Capital outflows from China eased in fourth quarter: FX regulator

BEIJING (Reuters) - China’s foreign exchange regulator tried to reassure worried global investors on Thursday about capital outflows from world’s second-largest economy, saying they had eased in the fourth quarter, despite data showing a record drop in foreign exchange reserves in December.

Capital outflows have gained momentum since China’s surprise devaluation of the yuan last August, fanned by concerns about its economic slowdown and expectations of interest rate rises in the United States.

However, the State Administration of Foreign Exchange (SAFE) said on its website that net outflows of foreign exchange were down 61 percent in the fourth quarter from the third quarter.

It also said the risk of cross-border capital flows was generally under control and the impact of capital outflows on the economy was controllable.

Chinese banks sold a net $164.4 billion worth of foreign exchange in the fourth quarter of 2015, compared to $196.1 billion in the third quarter, according to data from SAFE.

Still, there were signs that capital outflows grew by year end as the Chinese banks posted a $89.4 billion surplus in spot foreign exchange settlements in December, up sharply from November’s $54.8 billion.
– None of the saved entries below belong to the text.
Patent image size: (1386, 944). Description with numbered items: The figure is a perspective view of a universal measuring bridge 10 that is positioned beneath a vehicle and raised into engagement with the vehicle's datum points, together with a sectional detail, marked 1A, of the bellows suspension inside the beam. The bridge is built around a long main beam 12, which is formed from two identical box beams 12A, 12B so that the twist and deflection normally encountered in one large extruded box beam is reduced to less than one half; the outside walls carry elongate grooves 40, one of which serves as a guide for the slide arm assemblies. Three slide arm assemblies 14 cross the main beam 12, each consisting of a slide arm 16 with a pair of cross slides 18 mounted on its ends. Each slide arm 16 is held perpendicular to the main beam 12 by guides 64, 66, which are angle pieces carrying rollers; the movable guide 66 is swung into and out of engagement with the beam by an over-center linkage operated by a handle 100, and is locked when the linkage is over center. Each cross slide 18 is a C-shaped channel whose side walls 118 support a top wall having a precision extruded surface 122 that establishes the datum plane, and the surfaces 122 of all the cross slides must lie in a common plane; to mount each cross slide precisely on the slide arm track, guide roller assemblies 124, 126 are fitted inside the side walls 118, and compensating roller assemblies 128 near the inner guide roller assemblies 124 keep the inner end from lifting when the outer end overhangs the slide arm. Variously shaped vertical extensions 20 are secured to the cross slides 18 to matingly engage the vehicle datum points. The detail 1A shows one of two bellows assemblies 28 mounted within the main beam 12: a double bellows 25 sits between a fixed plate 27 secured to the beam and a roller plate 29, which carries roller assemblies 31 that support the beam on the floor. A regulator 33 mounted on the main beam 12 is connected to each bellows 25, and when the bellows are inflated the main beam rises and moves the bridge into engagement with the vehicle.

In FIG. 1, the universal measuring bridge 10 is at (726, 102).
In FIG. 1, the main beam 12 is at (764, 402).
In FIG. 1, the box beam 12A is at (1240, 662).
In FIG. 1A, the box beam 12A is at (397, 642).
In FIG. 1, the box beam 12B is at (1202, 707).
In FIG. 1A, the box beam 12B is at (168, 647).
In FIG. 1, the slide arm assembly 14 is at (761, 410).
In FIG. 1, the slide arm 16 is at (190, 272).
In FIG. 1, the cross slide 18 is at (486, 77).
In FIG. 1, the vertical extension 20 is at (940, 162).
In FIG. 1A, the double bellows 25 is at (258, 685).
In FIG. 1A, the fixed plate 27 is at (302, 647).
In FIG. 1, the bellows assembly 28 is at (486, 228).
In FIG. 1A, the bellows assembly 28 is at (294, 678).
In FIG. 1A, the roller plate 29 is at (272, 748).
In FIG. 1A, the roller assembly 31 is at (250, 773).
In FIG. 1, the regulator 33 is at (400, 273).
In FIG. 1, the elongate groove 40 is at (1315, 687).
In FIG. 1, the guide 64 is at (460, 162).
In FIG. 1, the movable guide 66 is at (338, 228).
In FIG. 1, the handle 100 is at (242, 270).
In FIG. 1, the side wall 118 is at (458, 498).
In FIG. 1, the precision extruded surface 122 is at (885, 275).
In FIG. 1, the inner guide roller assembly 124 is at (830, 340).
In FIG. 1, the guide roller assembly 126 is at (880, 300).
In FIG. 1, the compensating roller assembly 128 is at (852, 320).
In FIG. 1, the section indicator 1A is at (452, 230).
“The figure showed an increasing number of Chinese companies and individuals preferred to hold dollars in view of the yuan’s recent weakness,” said Liu Dongliang, analyst from China Merchants Bank in Shanghai.

“There are still pressures for capital outflows,” said Liu.

The regulator also said it has not issued new measures to restrain foreign exchange purchases or sales, though currency traders and banks have reported a number of such steps by authorities in recent months to control cross-border flows and crack down on speculation in the yuan currency.

China’s central bank said on Monday it will start implementing a reserve requirement ratio (RRR) on offshore banks’ domestic yuan deposits to help set up a long-term mechanism to regulate fund flows.

Sources have also told Reuters that SAFE has ordered banks in some of the country’s major import and export centers to limit purchase of U.S. dollars this month, and suspended forex business for some foreign banks, including Deutsche, DBS and Standard Chartered at the end of last year.

The regulator also played down the risk of falling in the country’s foreign exchange reserves, saying China has ample reserves to fend off external shocks.

“The fluctuation of foreign exchange reserves is normal given the complex domestic and external economic and financial environment,” it said.

China’s foreign exchange reserves, the world’s largest, posted their biggest annual drop on record in 2015, sliding $512.66 billion to $3.33 trillion as the central bank bought yuan to support the exchange rate.

Reserves dropped by a record $107.9 billion in December alone.